Eine radikale Abrechnung mit der kapitalistischen Weltordnung
von Rolf Euler

Ulrich Brand, ­Markus Wissen: Kapitalismus am Limit. München: Oekom, 2024. 320 S., 24 Euro

Ulrich Brand und Markus Wissen haben zu ihrem ersten Buch, Imperiale Lebensweise, nun nachgelegt und eine fulminante und radikale Abrechnung mit der kapitalistischen Weltordnung verfasst. Sie gehen dabei noch stärker auf die Produktionsweise ein, mit der Natur und Mensch ausgebeutet werden.
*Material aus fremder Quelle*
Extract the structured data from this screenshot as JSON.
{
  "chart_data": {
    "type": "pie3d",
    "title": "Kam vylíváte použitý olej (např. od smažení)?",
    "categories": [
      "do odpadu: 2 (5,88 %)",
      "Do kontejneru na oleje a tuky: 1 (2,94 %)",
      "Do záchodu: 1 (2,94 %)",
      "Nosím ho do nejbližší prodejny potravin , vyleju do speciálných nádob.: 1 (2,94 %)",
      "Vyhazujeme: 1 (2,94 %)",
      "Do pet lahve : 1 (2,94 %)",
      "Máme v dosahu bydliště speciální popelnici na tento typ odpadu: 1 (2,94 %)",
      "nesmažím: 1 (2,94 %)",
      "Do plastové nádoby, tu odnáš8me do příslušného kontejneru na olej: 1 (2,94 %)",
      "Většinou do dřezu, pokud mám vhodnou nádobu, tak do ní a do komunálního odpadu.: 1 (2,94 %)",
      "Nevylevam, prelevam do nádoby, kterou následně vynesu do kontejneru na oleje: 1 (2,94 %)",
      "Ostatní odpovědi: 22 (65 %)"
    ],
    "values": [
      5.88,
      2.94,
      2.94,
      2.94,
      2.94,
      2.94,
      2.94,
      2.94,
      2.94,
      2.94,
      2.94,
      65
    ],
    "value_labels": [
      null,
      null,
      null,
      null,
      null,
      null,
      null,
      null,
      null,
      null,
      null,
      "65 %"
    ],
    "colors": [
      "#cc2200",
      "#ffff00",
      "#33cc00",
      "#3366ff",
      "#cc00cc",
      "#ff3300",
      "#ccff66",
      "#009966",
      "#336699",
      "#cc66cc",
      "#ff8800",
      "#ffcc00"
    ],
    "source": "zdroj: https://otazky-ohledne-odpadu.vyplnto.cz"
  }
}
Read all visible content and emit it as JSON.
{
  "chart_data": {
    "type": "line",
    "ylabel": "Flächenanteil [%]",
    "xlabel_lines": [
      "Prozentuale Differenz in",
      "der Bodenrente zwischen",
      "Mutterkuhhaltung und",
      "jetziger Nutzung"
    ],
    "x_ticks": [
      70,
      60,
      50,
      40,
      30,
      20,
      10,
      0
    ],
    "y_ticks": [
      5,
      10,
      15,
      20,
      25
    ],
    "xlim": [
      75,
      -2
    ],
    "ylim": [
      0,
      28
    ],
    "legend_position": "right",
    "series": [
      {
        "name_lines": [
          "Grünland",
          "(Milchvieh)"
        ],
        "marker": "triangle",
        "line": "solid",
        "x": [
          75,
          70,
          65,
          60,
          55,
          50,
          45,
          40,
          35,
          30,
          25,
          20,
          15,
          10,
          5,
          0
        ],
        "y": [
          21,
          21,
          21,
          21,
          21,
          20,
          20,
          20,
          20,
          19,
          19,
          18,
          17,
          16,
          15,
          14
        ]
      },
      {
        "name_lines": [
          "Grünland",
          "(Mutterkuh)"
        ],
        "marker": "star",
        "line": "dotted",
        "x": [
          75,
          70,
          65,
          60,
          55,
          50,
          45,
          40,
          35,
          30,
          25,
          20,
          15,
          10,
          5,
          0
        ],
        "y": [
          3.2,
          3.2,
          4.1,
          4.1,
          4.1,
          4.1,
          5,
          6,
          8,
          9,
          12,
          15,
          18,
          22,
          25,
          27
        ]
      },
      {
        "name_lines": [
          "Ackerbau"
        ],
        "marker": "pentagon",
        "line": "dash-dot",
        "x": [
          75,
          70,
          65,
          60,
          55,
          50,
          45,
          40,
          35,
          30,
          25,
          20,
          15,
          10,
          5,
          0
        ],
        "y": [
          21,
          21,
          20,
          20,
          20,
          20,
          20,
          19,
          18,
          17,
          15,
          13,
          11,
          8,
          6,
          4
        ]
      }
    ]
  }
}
Die ungleichen Verhältnisse, die Zerstörung der Lebensgrundlagen und die Klimakrise sind ihnen Anlass, auch die Ausweichstrategien der politischen Kräfte in Richtung »grünes Wachstum« zu kritisieren. Sie wollen zu einer »Stärkung solcher Praxen beitragen, die die Grenzen des Kapitalismus in einem emanzipatorischen Sinn zu überschreiten versuchen«.
Dabei werfen sie den Blick zurück auf die Sklaverei, die überhaupt den europäischen Reichtum ermöglichte, und auf den rassistisch geprägten Aufstieg des Kapitalismus. Sie bemängeln die unkritische Übernahme des Begriffs »Anthropozän«, ziehen den Begriff »Kapitalozän« vor, weil damit »die Ursache der Krise in den Strukturmechanismen kapitalistischer Gesellschaften sowie in deren kolonialer Geschichte und Gegenwart verortet« wird.
Folgerichtig wird der »grüne Kapitalismus« als weitere Stufe einer Wachstums- und Ausbeutungsstrategie beschrieben, wobei unter der politischen Agenda »Kampf gegen den Klimawandel« von den fossilen Interessenten und Konzernen nichts Entscheidendes an Veränderung zugelassen wird. Eine propagierte »Dekarbonisierung … suggeriert, dass die ökologische Krise mit der versöhnlerischen Zauberformel … vom grünen Wachstum« überwunden werden könne.
Das Buch behandelt ausführlich die Spannungen, die weltweit durch die Krisen und durch den Versuch entstehen, ihnen mit mehr Globalisierung, aber auch teilweiser Entglobalisierung entgegenzuwirken. Es beschreibt, wie ökonomische und ökologische Krisen eine politische Reaktion befördern, bei der autoritäre Regimes immer mehr Zulauf finden. Weil das liberale Denkmodell nicht in der Lage ist, die grundlegenden Widersprüche zu erwidern, macht sich unter dem Begriff »keine Eingriffe in die Freiheit« – etwa des Auto- und Flugverkehrs – eine radikal umweltschädliche Politik breit.
Das Buch fordert eine Ausweitung demokratischer Verfahren zur Reduzierung der Mensch und Umwelt schädigenden Produktionen fossiler Stoffe, nimmt Stellung gegen die unsinnigen Luxuskonsumgüter, fordert nützliche Verbote.
Die Autoren schreiben: »Sinnvoller … wäre es dagegen, innezuhalten und zu fragen, was gesellschaftlich notwendig ist und so produziert werden kann, dass … die Lebensgrundlagen der Menschen hierzulande, anderswo und in der Zukunft nicht zerstört.« Sie enden mit vielen Vorschlägen zu »solidarischer Resilienz« und »transformativer Praxis«.
Hier trifft sich das Buch mit Pluriversum. Ein Lexikon des Guten Lebens für alle (AG SPAK, 2023) in inhaltlicher und kritischer Deutlichkeit (siehe SoZ 6/24).